Verify that data is synchronized from LindormDFS to MaxCompute

The following example is provided to verify that data is synchronized from LindormDFS to MaxCompute.

Note The test data used in this section is the data that you synchronize from MaxCompute to LindormDFS in the Verify that data is synchronized from MaxCompute to LindormDFS section. In this section, you synchronize the test data from LindormDFS to another table in MaxCompute.
  1. Create a test table in MaxCompute. For more information, see Create a table in MaxCompute.
    CREATE TABLE IF NOT EXISTS lindormstore2maxcompute
    (
     name             STRING COMMENT 'Name',
     gender           STRING COMMENT 'Gender',
     age              INT COMMENT 'Age'
    );
  2. Write a script in DataWorks to synchronize data. Write a script to configure MaxCompute Reader and HDFS Writer. For more information, see MaxCompute Reader and HDFS Writer.
    {
        "type": "job",
        "steps": [
            {
                "stepType": "hdfs",
                "parameter": {
                    "path": "/maxcompute2lindormstore",
                    "fileName": "maxcompute2lindormstore*",
                    "datasource": "xxxx",
                    "column": [
                        {
                            "index": 0,
                            "type": "string"
                        },
                        {
                            "index": 1,
                            "type": "string"

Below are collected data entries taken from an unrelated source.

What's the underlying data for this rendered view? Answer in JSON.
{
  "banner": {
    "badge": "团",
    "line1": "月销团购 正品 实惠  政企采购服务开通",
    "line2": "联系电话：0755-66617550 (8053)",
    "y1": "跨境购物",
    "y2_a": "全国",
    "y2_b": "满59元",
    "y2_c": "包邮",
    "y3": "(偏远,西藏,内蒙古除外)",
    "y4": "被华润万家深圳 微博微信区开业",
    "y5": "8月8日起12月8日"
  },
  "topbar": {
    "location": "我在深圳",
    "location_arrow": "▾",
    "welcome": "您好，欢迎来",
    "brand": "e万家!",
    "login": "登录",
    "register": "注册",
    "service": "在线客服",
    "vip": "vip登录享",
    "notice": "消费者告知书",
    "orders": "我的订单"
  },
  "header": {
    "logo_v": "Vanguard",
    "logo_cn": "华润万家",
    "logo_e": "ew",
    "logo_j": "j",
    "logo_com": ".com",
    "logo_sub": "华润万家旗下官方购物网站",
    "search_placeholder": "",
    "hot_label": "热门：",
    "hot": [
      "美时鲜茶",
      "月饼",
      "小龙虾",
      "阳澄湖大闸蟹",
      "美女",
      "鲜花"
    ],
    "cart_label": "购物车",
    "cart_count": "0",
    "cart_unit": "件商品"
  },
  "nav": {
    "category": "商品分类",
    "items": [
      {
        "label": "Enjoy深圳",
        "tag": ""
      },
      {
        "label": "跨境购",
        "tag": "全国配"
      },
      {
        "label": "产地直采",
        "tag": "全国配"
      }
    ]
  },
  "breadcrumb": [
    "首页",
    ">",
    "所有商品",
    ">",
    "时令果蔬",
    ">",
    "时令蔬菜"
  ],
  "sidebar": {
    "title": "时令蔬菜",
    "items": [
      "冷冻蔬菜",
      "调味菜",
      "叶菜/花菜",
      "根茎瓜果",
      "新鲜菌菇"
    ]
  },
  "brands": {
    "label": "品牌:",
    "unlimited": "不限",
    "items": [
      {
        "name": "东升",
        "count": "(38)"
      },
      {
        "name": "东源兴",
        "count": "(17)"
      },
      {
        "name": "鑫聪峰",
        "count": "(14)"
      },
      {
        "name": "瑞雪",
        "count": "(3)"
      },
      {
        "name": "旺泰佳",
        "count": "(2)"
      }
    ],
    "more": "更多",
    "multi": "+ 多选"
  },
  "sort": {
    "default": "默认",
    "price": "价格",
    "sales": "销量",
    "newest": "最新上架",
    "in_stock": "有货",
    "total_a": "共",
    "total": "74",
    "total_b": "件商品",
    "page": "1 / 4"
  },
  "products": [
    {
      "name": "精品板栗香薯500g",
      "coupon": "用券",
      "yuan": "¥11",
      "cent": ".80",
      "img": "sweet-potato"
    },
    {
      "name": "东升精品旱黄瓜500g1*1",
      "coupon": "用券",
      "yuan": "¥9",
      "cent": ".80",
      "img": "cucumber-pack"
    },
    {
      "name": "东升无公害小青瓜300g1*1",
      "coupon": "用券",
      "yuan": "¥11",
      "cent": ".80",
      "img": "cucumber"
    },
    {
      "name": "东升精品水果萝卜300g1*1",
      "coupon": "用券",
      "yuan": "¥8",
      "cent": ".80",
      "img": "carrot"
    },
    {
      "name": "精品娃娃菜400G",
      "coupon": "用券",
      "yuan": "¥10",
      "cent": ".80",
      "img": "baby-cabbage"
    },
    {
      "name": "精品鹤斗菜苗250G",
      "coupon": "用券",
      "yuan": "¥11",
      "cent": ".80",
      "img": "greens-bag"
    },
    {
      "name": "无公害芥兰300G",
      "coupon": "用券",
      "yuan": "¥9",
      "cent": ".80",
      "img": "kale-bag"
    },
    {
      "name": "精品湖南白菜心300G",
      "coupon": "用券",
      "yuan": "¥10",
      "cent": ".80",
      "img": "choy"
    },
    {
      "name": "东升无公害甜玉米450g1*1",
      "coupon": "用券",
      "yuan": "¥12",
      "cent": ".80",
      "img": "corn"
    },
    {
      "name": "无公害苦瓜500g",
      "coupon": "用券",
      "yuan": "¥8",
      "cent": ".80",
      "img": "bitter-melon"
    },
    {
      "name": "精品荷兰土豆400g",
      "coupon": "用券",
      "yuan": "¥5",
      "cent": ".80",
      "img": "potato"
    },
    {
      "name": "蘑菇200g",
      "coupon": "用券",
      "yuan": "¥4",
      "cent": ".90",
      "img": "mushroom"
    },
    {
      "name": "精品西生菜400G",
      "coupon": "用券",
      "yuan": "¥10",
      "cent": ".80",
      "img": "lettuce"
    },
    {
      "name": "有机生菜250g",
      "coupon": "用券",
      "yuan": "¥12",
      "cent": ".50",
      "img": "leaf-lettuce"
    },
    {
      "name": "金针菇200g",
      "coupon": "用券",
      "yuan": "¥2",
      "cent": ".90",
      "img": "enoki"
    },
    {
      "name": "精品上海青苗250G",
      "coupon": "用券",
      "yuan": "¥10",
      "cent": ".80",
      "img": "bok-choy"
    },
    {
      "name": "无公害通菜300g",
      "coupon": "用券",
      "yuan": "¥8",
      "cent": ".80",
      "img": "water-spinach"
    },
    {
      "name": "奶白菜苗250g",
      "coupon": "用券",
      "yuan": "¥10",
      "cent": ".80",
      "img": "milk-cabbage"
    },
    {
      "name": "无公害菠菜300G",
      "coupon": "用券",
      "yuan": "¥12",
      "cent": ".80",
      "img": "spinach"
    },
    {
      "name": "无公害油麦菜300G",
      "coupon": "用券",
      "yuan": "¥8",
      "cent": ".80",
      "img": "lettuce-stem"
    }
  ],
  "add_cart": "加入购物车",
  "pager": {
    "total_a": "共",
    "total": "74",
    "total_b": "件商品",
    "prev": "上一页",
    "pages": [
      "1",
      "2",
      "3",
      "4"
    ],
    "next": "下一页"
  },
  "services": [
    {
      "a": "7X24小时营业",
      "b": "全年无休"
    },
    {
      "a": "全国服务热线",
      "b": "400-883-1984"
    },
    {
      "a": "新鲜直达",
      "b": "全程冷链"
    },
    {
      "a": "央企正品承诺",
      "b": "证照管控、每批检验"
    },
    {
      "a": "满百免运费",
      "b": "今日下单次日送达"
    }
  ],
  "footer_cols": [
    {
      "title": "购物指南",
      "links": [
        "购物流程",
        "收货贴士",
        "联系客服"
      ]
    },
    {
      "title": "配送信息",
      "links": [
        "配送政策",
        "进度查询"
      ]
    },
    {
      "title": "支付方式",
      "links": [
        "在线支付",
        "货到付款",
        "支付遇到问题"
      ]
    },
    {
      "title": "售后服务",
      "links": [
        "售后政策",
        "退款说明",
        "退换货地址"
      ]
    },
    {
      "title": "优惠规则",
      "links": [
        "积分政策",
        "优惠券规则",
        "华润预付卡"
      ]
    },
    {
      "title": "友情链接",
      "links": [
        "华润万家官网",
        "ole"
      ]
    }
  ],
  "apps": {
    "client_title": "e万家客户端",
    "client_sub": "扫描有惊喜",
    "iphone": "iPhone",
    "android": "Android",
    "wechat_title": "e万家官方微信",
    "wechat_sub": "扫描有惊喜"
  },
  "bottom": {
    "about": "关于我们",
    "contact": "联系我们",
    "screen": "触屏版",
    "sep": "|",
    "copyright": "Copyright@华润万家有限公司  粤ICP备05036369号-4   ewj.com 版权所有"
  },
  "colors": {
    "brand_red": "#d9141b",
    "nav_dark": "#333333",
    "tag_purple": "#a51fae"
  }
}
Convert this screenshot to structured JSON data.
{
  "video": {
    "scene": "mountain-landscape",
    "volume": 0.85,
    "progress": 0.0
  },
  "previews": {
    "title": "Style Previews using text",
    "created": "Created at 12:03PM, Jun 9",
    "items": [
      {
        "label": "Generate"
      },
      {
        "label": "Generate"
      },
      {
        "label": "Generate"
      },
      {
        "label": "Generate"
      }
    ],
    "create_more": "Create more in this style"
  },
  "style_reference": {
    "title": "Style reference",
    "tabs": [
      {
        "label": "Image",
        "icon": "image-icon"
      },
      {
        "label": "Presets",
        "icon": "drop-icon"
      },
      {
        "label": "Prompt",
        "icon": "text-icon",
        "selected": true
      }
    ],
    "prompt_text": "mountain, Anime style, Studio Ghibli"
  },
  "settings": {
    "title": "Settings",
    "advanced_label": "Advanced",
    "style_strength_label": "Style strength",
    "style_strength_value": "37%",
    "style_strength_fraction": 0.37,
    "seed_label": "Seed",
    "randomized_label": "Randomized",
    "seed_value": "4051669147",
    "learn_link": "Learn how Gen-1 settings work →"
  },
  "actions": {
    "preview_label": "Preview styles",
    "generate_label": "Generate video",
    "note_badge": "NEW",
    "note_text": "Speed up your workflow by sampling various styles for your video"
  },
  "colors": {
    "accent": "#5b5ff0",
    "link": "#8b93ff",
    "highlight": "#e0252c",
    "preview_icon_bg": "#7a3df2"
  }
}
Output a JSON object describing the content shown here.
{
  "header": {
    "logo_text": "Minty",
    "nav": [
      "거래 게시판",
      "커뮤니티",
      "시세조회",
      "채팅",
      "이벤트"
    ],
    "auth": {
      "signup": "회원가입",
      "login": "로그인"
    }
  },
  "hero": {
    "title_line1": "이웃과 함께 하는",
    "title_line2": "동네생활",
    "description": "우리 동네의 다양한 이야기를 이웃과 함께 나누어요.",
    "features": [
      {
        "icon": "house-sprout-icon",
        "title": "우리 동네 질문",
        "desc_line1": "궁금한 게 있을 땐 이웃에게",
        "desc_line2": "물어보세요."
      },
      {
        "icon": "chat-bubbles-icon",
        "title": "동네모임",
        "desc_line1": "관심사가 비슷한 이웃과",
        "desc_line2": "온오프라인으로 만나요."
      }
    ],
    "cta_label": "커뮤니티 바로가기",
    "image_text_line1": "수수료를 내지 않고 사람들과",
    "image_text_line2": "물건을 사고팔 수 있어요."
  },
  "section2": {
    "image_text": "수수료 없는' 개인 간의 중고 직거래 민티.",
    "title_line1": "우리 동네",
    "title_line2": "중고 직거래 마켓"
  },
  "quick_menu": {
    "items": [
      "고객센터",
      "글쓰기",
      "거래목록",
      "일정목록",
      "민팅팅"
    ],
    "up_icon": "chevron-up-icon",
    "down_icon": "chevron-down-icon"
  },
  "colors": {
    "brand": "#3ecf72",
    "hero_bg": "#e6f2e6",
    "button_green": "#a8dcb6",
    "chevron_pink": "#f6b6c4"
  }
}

                        },
                        {
                            "index": 2,
                            "type": "long"
                        }
                    ],
                    "encoding": "UTF-8",
                    "fieldDelimiter": ",",
                    "fileType": "text"
                },
                "name": "Reader",
                "category": "reader"
            },
            {
                "stepType": "odps",
                "parameter":{
                    "partition":"",
                    "truncate":true,
                    "compress":false,
                    "datasource":"odps_first",
                    "column": [
                            "name",
                            "gender",
                            "age"
                    ],
                    "guid": null,
                    "emptyAsNull": false,
                    "table": "lindormstore2maxcompute"
                },
                "name": "Writer",
                "category": "writer"
            }
        ],
        "version": "2.0",
        "order": {
            "hops": [
                {
                    "from": "Reader",
                    "to": "Writer"
                }
            ]
        },
        "setting": {
            "errorLimit": {
                "record": ""
            },
            "speed": {
                "concurrent": 2,
                "throttle": false
            }
        }
    }
  3. Load the created exclusive resource group for data integration and run the script.
  4. Check whether the data is synchronized from LindormDFS to MaxCompute.